Ксюша села на лавку у окна, прикрыла лицо ладонями. Плечи её затряслись.
— За-а-муж дядя Устин выдает…
— Слава те господи! Я-то думала, беда приключилась. Каждая девка норовит замуж выйти, а сватают — непременно ревет, — села рядом, обняла Ксюшу за плечи. — Уж так повелось. Вековухой останется — тоже ревмя ревет. Оно и замужем сладости столько же. Другая и раззамужнилась бы с великой охотой, а тпру. Поп вокруг налоя крутил, обратно не раскрутишь. Да перестань ты реветь. Обскажи толком. Хоть, я горшок с кипятком из печи достану, чаю попьешь. — Екнуло сердце — «Неужто за Сёмшу её выдают?».

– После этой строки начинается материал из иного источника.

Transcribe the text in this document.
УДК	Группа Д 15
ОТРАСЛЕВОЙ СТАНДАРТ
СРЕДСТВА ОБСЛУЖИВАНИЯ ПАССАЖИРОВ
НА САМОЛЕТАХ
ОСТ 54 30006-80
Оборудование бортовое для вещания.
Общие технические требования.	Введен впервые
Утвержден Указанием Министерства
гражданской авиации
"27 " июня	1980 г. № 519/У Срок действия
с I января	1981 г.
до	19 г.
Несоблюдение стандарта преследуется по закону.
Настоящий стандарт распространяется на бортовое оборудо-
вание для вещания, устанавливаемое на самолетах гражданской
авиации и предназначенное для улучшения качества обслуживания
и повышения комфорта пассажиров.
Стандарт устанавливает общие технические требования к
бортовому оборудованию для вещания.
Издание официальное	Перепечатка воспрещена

Не оглядываясь, спросила обеспокоенно:
— Кто жених-то?
— Дядя сказал: выбирай. Михей, не то Тришка соседский.
— Слава те господи, — облегченно вздохнула Арина. Достала из печи чугун, налила Ксюше чаю и подсела к столу. — Тришка — мужик ничего. Конопатый малость. Да кто с мужика красоту справляет. А Михей-то и совсем ладный. Но у него ни гроша за душой. Зато у Тришкиного отца и корова и лошадь. Корова хорошая, без мала ведерница. И пчел ульев десять. Достаток. За Тришку пойдешь, опять же свекровь будет ведьма. Зато у Михея нет никого. Сама себе будешь хозяйка.
— Зато, зато! Мне же, кресна, не за обоих зараз выходить. Да не хочу я ни Михея, ни Тришки. Никого не хочу!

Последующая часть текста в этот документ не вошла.